Train the language model to better utilize retrieved information (p_LM)
Train the retriever to return more relevant content (p_R)

This is captured by the following formula:

p_LM(y|x,C’) = ∑_{c∈C’} p_LM(y|c ∘ x) · p_R(c|x)

This equation tells us that the probability of generating output y given input x and retrieved contexts C’ is the weighted sum of generating y from each individual context, weighted by how relevant each context is.

The language model is trained with this loss function:

𝓛(𝓓_L) = -∑_i ∑_j log p_LM(y_i|c_{ij} ∘ x_i)

This function encourages the model to generate the correct output regardless of whether the retrieved information is correct, teaching it to utilize helpful information while ignoring irrelevant or incorrect information.
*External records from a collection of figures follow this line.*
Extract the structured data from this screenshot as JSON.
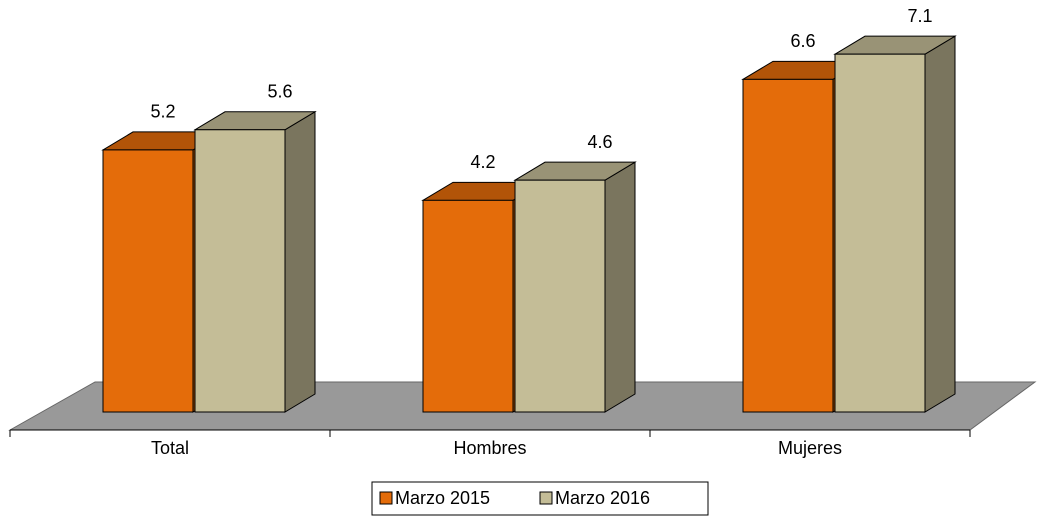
{
  "chart_data": {
    "type": "bar",
    "categories": [
      "Total",
      "Hombres",
      "Mujeres"
    ],
    "series": [
      {
        "name": "Marzo 2015",
        "color": "#e46c0a",
        "values": [
          5.2,
          4.2,
          6.6
        ]
      },
      {
        "name": "Marzo 2016",
        "color": "#c4bd97",
        "values": [
          5.6,
          4.6,
          7.1
        ]
      }
    ],
    "legend": "bottom"
  }
}
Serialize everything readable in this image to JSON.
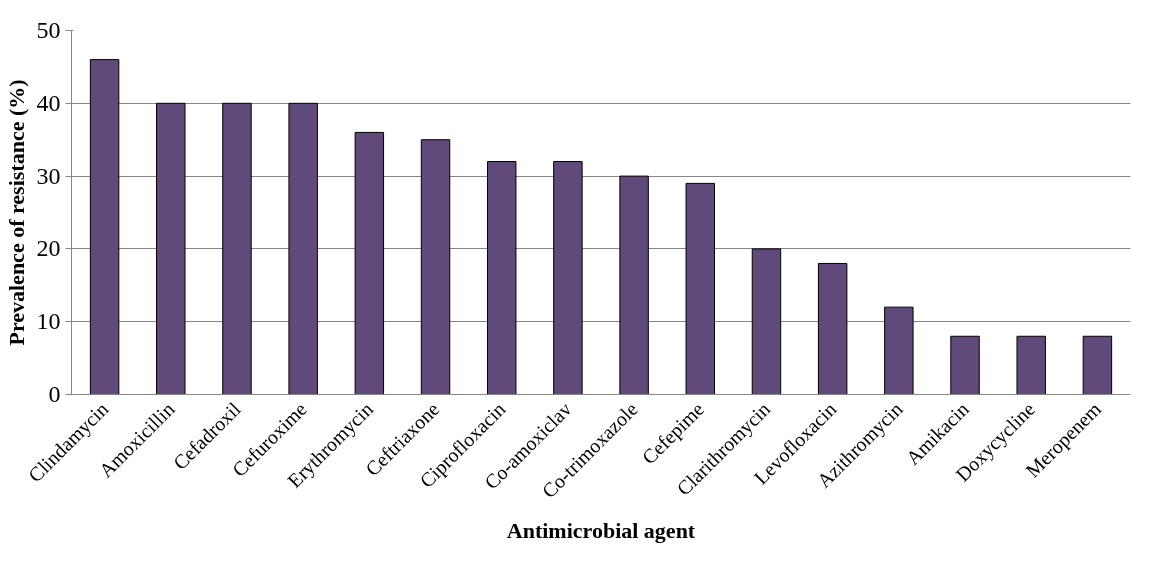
{
  "chart_data": {
    "type": "bar",
    "xlabel": "Antimicrobial agent",
    "ylabel": "Prevalence of resistance (%)",
    "categories": [
      "Clindamycin",
      "Amoxicillin",
      "Cefadroxil",
      "Cefuroxime",
      "Erythromycin",
      "Ceftriaxone",
      "Ciprofloxacin",
      "Co-amoxiclav",
      "Co-trimoxazole",
      "Cefepime",
      "Clarithromycin",
      "Levofloxacin",
      "Azithromycin",
      "Amikacin",
      "Doxycycline",
      "Meropenem"
    ],
    "values": [
      46,
      40,
      40,
      40,
      36,
      35,
      32,
      32,
      30,
      29,
      20,
      18,
      12,
      8,
      8,
      8
    ],
    "color": "#604a7b",
    "ylim": [
      0,
      50
    ],
    "yticks": [
      0,
      10,
      20,
      30,
      40,
      50
    ],
    "grid": "y"
  }
}
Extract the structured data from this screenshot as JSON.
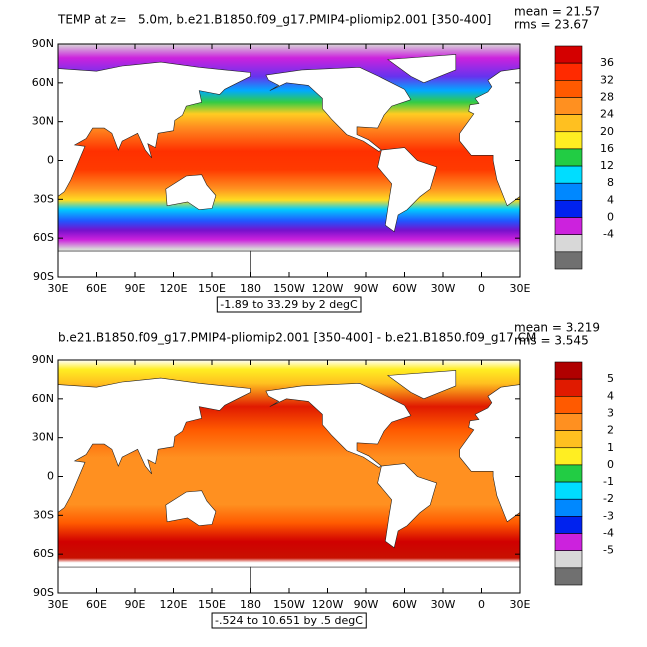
{
  "panels": [
    {
      "title": "TEMP at z=   5.0m, b.e21.B1850.f09_g17.PMIP4-pliomip2.001 [350-400]",
      "mean": "mean = 21.57",
      "rms": "rms = 23.67",
      "lat_labels": [
        "90N",
        "60N",
        "30N",
        "0",
        "30S",
        "60S",
        "90S"
      ],
      "lon_labels": [
        "30E",
        "60E",
        "90E",
        "120E",
        "150E",
        "180",
        "150W",
        "120W",
        "90W",
        "60W",
        "30W",
        "0",
        "30E"
      ],
      "colorbar": {
        "labels": [
          "36",
          "32",
          "28",
          "24",
          "20",
          "16",
          "12",
          "8",
          "4",
          "0",
          "-4"
        ],
        "colors": [
          "#d40000",
          "#ff2a00",
          "#ff5a00",
          "#ff9020",
          "#ffc020",
          "#ffee22",
          "#22cc44",
          "#00ddff",
          "#0088ff",
          "#0022ee",
          "#cc22dd",
          "#d8d8d8",
          "#707070"
        ]
      },
      "contour_info": "-1.89 to 33.29 by 2 degC"
    },
    {
      "title": "b.e21.B1850.f09_g17.PMIP4-pliomip2.001 [350-400] - b.e21.B1850.f09_g17.CM",
      "mean": "mean = 3.219",
      "rms": "rms = 3.545",
      "lat_labels": [
        "90N",
        "60N",
        "30N",
        "0",
        "30S",
        "60S",
        "90S"
      ],
      "lon_labels": [
        "30E",
        "60E",
        "90E",
        "120E",
        "150E",
        "180",
        "150W",
        "120W",
        "90W",
        "60W",
        "30W",
        "0",
        "30E"
      ],
      "colorbar": {
        "labels": [
          "5",
          "4",
          "3",
          "2",
          "1",
          "0",
          "-1",
          "-2",
          "-3",
          "-4",
          "-5"
        ],
        "colors": [
          "#b00000",
          "#e01a00",
          "#ff5a00",
          "#ff9020",
          "#ffc020",
          "#ffee22",
          "#22cc44",
          "#00ddff",
          "#0088ff",
          "#0022ee",
          "#cc22dd",
          "#d8d8d8",
          "#707070"
        ]
      },
      "contour_info": "-.524 to 10.651 by .5 degC"
    }
  ]
}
Practical Improvements and Results

When implemented correctly, these mathematical foundations translate to measurable improvements in model performance:

Enhanced knowledge retrieval: RAG systems consistently outperform standalone LLMs on knowledge-intensive tasks.
Adaptability to new domains: Domain-adapted RAG models can achieve significantly better performance on specialized tasks.
Source attribution: Retrieved passages provide natural attribution for model outputs.
Reduced hallucination: By grounding responses in retrieved text, RAG systems are less likely to generate factually incorrect information.

Conclusion

The mathematics behind RAG systems reveals why they’ve become so critical for extending LLM capabilities.

Understanding these mathematical foundations gives insight into how these systems can be optimized and extended to create even more powerful AI assistants.